Beyond these critical stages, there are additional aspects of the protocol that may require adjustment when studying different cell types or conditions. For example, applying this technique to samples that are significantly smaller than those previously studied necessitates narrower contraction channels. Fabricating narrower channels may require more costly fabrication methodologies, such as electron beam lithography³⁸. Additionally, because ΔI/I ~ ΔV_cell/ΔV_contraction (where V_cell and V_contraction are the volumes of the deformed cell and channel, respectively), narrower channels result in greater baseline resistances and decreased SNR¹⁹. Finally, narrow channels may increase the risk of clogging, making experimental execution more challenging. This particular issue could potentially be mitigated by utilizing more inlet filters.

One limitation of this technique is the static contraction channel, which can only apply a single average strain to a population of cells. In order to compare the deformability of cells with differing sizes, or to investigate a single cell population at different applied strains, multiple devices with varying contraction channel widths must be employed. The platform is also limited by its PDMS walls, which restrict the range of stiffnesses it can measure. For example, some very rigid plant cells are stiffer than the PDMS walls that would be expected to deform them^39,40. Furthermore, the pressure required to push such stiff particles through the contraction channel may overcome the strength of the bond between the PDMS and glass slide, leading to delamination. However, one could fabricate microfluidic channels into stiffer materials such as glass or silicon, to thus overcome these limitations. Despite these minor constraints, this platform remains ideal for moderate-throughput mechanical measurement of cells. In comparison to other methodologies, such as optical stretchers or AFM, this technique enables higher throughput. Compared to other moderate- to high-throughput microfluidic technologies, such as RT-DC, this technique is capable of investigating more biophysical properties by measuring both the viscous and elastic properties of single cells. Finally, the simple experimental setup, utilizing inexpensive electronics as opposed to complex optics, makes this technique a highly accessible technology.

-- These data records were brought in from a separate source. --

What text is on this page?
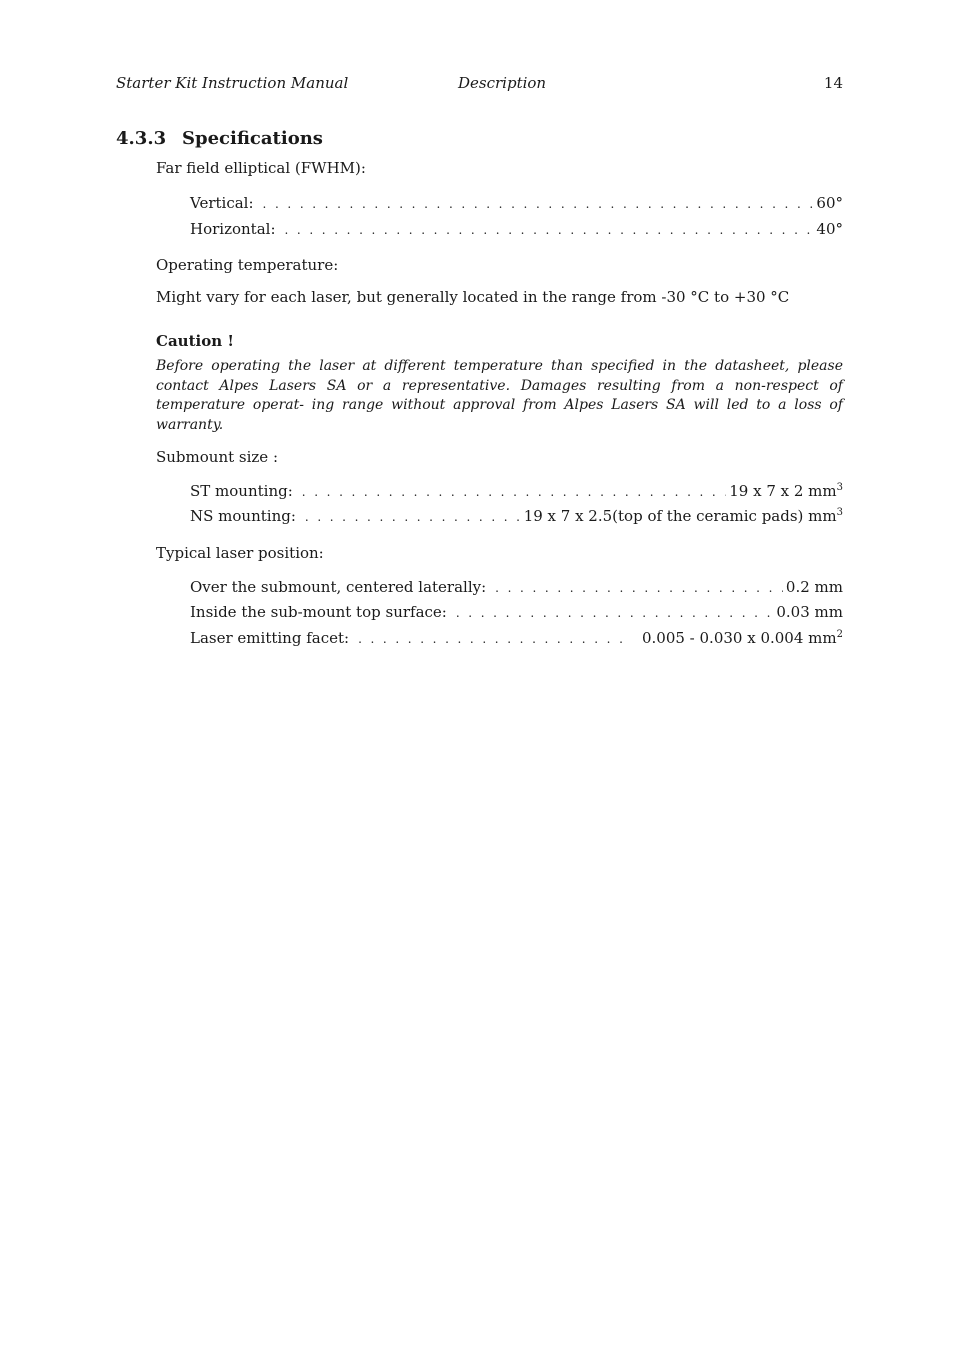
Starter Kit Instruction Manual	Description	14
4.3.3 Specifications
Far field elliptical (FWHM):
Vertical: . . .	60°
Horizontal: . . .	40°
Operating temperature:
Might vary for each laser, but generally located in the range from -30 °C to +30 °C
Caution !
Before operating the laser at different temperature than specified in the datasheet, please contact Alpes Lasers SA or a representative. Damages resulting from a non-respect of temperature operat- ing range without approval from Alpes Lasers SA will led to a loss of warranty.
Submount size :
ST mounting: . . .	19 x 7 x 2 $mm^3$
NS mounting: . . .	19 x 7 x 2.5(top of the ceramic pads) $mm^3$
Typical laser position:
Over the submount, centered laterally: . . .	0.2 mm
Inside the sub-mount top surface: . . .	0.03 mm
Laser emitting facet: . . .	0.005 - 0.030 x 0.004 $mm^2$
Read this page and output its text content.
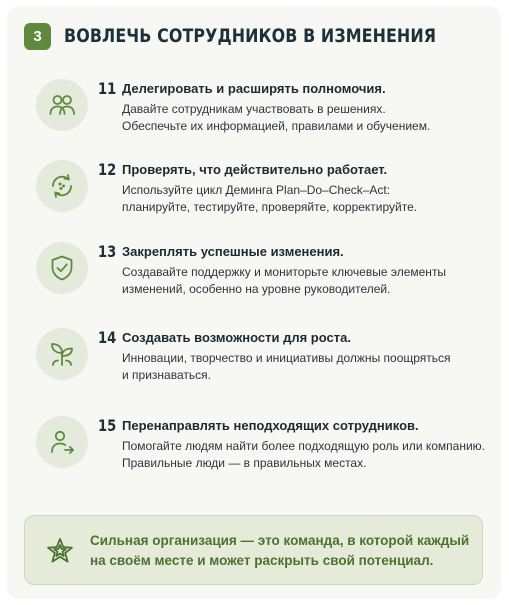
3	ВОВЛЕЧЬ СОТРУДНИКОВ В ИЗМЕНЕНИЯ
11 Делегировать и расширять полномочия.
Давайте сотрудникам участвовать в решениях.
Обеспечьте их информацией, правилами и обучением.
12 Проверять, что действительно работает.
Используйте цикл Деминга Plan–Do–Check–Act:
планируйте, тестируйте, проверяйте, корректируйте.
13 Закреплять успешные изменения.
Создавайте поддержку и мониторьте ключевые элементы
изменений, особенно на уровне руководителей.
14 Создавать возможности для роста.
Инновации, творчество и инициативы должны поощряться
и признаваться.
15 Перенаправлять неподходящих сотрудников.
Помогайте людям найти более подходящую роль или компанию.
Правильные люди — в правильных местах.
Сильная организация — это команда, в которой каждый
на своём месте и может раскрыть свой потенциал.
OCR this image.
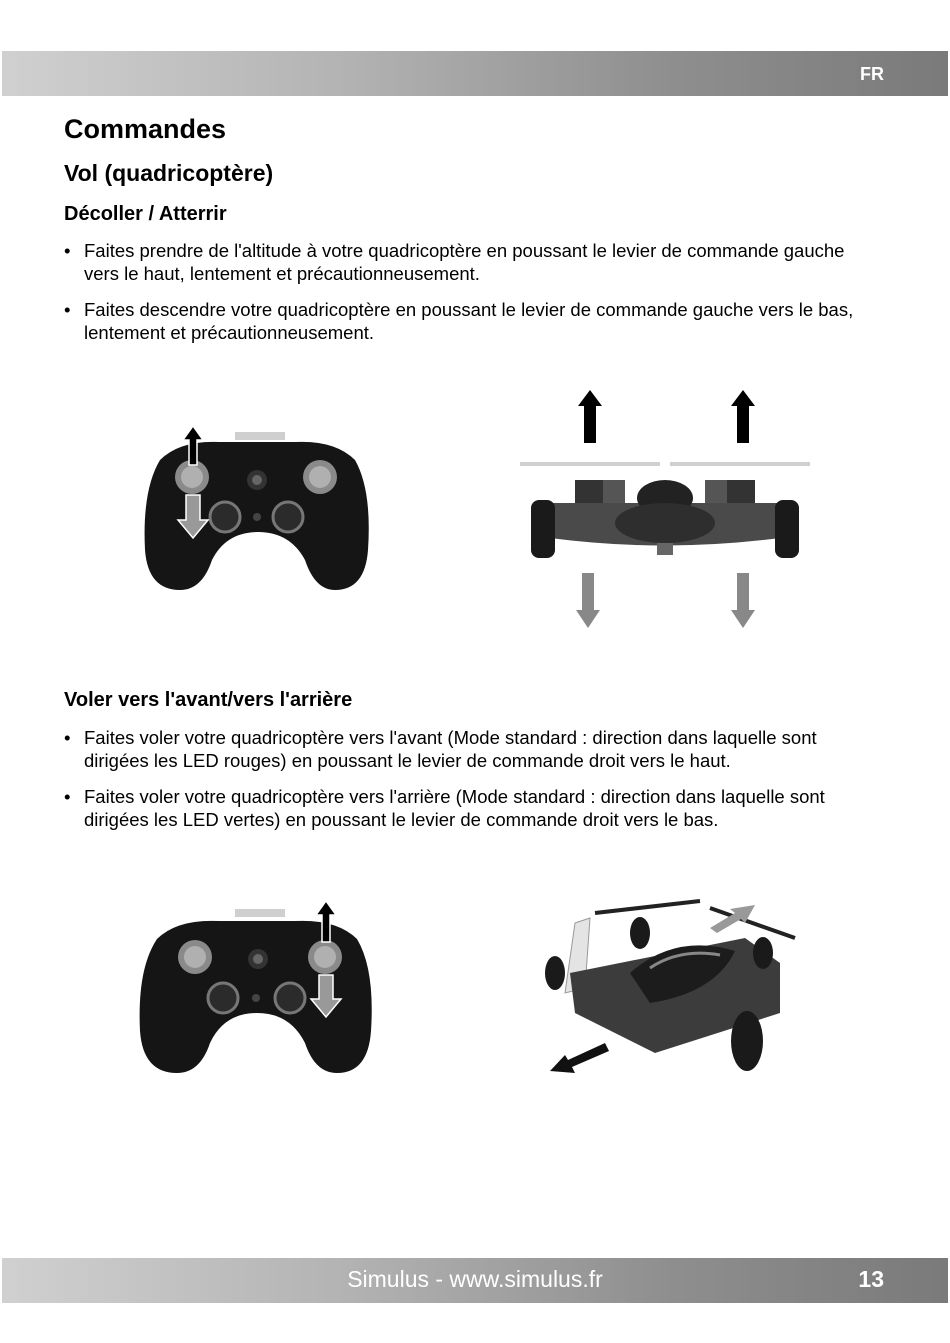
FR
Commandes
Vol (quadricoptère)
Décoller / Atterrir
• Faites prendre de l'altitude à votre quadricoptère en poussant le levier de commande gauche vers le haut, lentement et précautionneusement.
• Faites descendre votre quadricoptère en poussant le levier de commande gauche vers le bas, lentement et précautionneusement.
Voler vers l'avant/vers l'arrière
• Faites voler votre quadricoptère vers l'avant (Mode standard : direction dans laquelle sont dirigées les LED rouges) en poussant le levier de commande droit vers le haut.
• Faites voler votre quadricoptère vers l'arrière (Mode standard : direction dans laquelle sont dirigées les LED vertes) en poussant le levier de commande droit vers le bas.
Simulus - www.simulus.fr	13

Overall, this mechanophenotyping technique holds immense promise as a tool for numerous potential studies and applications. It has previously been applied to a diverse set of cell types, including primary samples, and has shown its effectiveness at measuring the impact of cytoskeletal and nuclear components on cellular viscoelastic properties^2,8. Furthermore, because cells remain viable after screening with this platform², researchers have the opportunity to perform downstream analysis. This platform is also ideal for coupling with upstream microfluidic cell sorting, lending itself to applications such as measuring circulating tumor cells. Looking forward, this platform remains a competitive and versatile tool for multivariable mechanical measurements of single-cells, with applications in understanding cell behavior⁴¹, determining disease progression⁴², and monitoring drug response⁴³. Beyond fundamental scientific research, this technique also holds great promise as a clinical tool, specifically a low-cost, benchtop platform for rapid diagnostic screening. Furthermore, given the low power requirements and minimal need for sample preparation prior to measurement, this technique is particularly well suited for low-resource environments, where accessible diagnostic instruments are sorely needed⁴⁴.